Infinite collection of elements of a number field with very similar annihilating polynomials Hello all, let $n$ be an integer $\geq 2$ and let $\alpha$ be an algebraic number
of degree $n$. Let $R$ be the ring of algebraic integers in ${\mathbb Q}(\alpha)$, and
let $B$ be the subset of $R$ containing the elements whose degree is exactly
$n$. Any $\beta \in B$ has a minimal polynomial 
$X^n+b_{n-1}X^{n-1}+ \ldots + b_1X+b_0$. Identifying this latter polynomial
with the uple $(b_0,b_1, \ldots ,b_{n-1})$ allows us to view $B$ as a subset
of ${\mathbb Z}^n$. I define a combinatorial subvariety $V$ of dimension
at most $r$ of ${\mathbb Z}^n$ to be a subset of $Z^n$ such that
there is a set of indices $I \subseteq \lbrace 1,2, \ldots , n \rbrace$  with
$|I|=n-r$ and the projection $p:V \to {\mathbb Z}^{n-r}, 
(v_1,v_2, \ldots ,v_n) \mapsto (v_i)_{i\in I}$ is constant. 
My question is : what is the smallest $r$ such that
there is an infinite subset $B' \subset B$ corresponding to
a subvariety of dimension at most $r$ ?
In other words, we are asking for infinitely many elements in $B$,
whose minimal polynomials are ``as similar as possible".
An easy case is when $\alpha=a^{\frac{1}{n}}$ for some
$a \in {\mathbb Q}$, because the rational multiples of $\mathbb \alpha$
correspond to a subvariety of dimension 1, so that $r=1$ in this case.

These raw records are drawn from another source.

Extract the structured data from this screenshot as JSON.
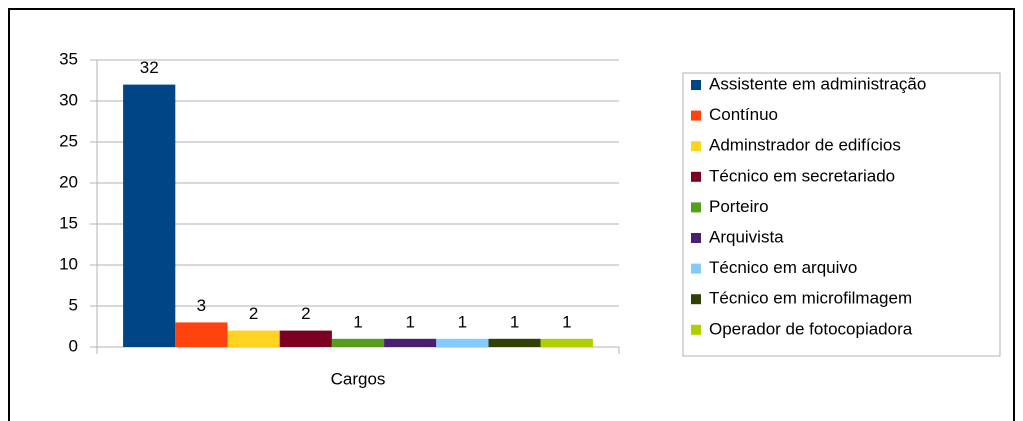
{
  "chart_data": {
    "type": "bar",
    "categories": [
      "Cargos"
    ],
    "series": [
      {
        "name": "Assistente em administração",
        "color": "#004586",
        "values": [
          32
        ]
      },
      {
        "name": "Contínuo",
        "color": "#ff420e",
        "values": [
          3
        ]
      },
      {
        "name": "Adminstrador de edifícios",
        "color": "#ffd320",
        "values": [
          2
        ]
      },
      {
        "name": "Técnico em secretariado",
        "color": "#7e0021",
        "values": [
          2
        ]
      },
      {
        "name": "Porteiro",
        "color": "#579d1c",
        "values": [
          1
        ]
      },
      {
        "name": "Arquivista",
        "color": "#4b1f6f",
        "values": [
          1
        ]
      },
      {
        "name": "Técnico em arquivo",
        "color": "#83caff",
        "values": [
          1
        ]
      },
      {
        "name": "Técnico em microfilmagem",
        "color": "#314004",
        "values": [
          1
        ]
      },
      {
        "name": "Operador de fotocopiadora",
        "color": "#aecf00",
        "values": [
          1
        ]
      }
    ],
    "ylim": [
      0,
      35
    ],
    "yticks": [
      0,
      5,
      10,
      15,
      20,
      25,
      30,
      35
    ],
    "grid": true,
    "legend": "right"
  }
}
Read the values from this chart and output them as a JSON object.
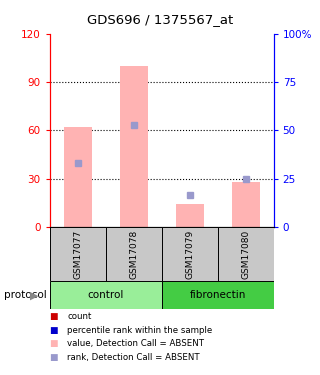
{
  "title": "GDS696 / 1375567_at",
  "samples": [
    "GSM17077",
    "GSM17078",
    "GSM17079",
    "GSM17080"
  ],
  "pink_bar_values": [
    62,
    100,
    14,
    28
  ],
  "blue_marker_values": [
    40,
    63,
    20,
    30
  ],
  "left_ylim": [
    0,
    120
  ],
  "right_ylim": [
    0,
    100
  ],
  "left_yticks": [
    0,
    30,
    60,
    90,
    120
  ],
  "right_yticks": [
    0,
    25,
    50,
    75,
    100
  ],
  "right_yticklabels": [
    "0",
    "25",
    "50",
    "75",
    "100%"
  ],
  "pink_color": "#FFB3B3",
  "blue_color": "#9999CC",
  "red_marker_color": "#CC0000",
  "dark_blue_color": "#0000CC",
  "control_color": "#99EE99",
  "fibronectin_color": "#44CC44",
  "label_bg_color": "#C8C8C8",
  "gridline_values": [
    30,
    60,
    90
  ],
  "bar_width": 0.5,
  "group_bounds": [
    [
      -0.5,
      1.5,
      "control",
      "#99EE99"
    ],
    [
      1.5,
      3.5,
      "fibronectin",
      "#44CC44"
    ]
  ],
  "legend_entries": [
    [
      "#CC0000",
      "count"
    ],
    [
      "#0000CC",
      "percentile rank within the sample"
    ],
    [
      "#FFB3B3",
      "value, Detection Call = ABSENT"
    ],
    [
      "#9999CC",
      "rank, Detection Call = ABSENT"
    ]
  ]
}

 A: The answer "is" that the smallest $r$ is what it is, and what it is could well depend on $\alpha$. Let me also raise the possibility that there might be no simple "formula" relating $r$ to $\alpha$. This in some sense is the "problem" with questions like this ("given some data, compute some number $r$: what 'is' $r$?")---they are not really questions (in my mind, at least). Who knows though, perhaps someone can find some extra structure. For example can one always take $r=1$? That's a proper question ;-) I'd be surprised though!
But on a more positive note let me say that in my (rather long) answer to
Integers not represented by $ 2 x^2 + x y + 3 y^2 + z^3 - z $
I show in passing that if $\alpha$ is a root of $z^3-z+1$ then there are infinitely many integers $C$ such that $z^3-z+C$ is irreducible and has a root in $\mathbf{Q}(\alpha)$, giving a perhaps slightly less trivial example. The integers $C$ are the odd solutions to $27C^2-4=23D^2$ and there are infinitely many of these (the smallest two being 1 and 599).
A: For $n>4$, almost all fields of degree $n$ will have $r>1$:
Fix a field $K$ with discriminant $D_0$. Fix the $n-1$ coefficients $b_{n-1},...,b_{i+1}, b_{i-1},..., b_0$. The discriminant of the polynomial $x^n+b_{n-1}x^{n-1}+...$ is a polynomial $D(b_i)$ in the single variable $b_i$, and is of degree at least $4$.
If this polynomial is squarefree, as it will be for almost all $n-1$ fixed coefficients, then the hypersurface $D_0y^2 = D(b_i)$ has genus at least $1$, and hence finitely many integer points.
But, every polynomial defining the same field must have the same discriminant up to a square factor, and hence $r > 1$.
Going back on my comment above: since the degree of the discriminant (multivariate) polynomial is large (linear in the number of variables) the equation $D(b_0,...,b_{n-1}) = D_0y^2$ will probably have only a finite number of solutions for most $D_0$, if $r$ is much smaller than $n$.
Therefore, my new pessimistic conjecture is that for almost all fields you will have $r \gg n$.
Note: $r \le n-1$ - in any number field there are always an infinite number of algebraic integers with trace 0.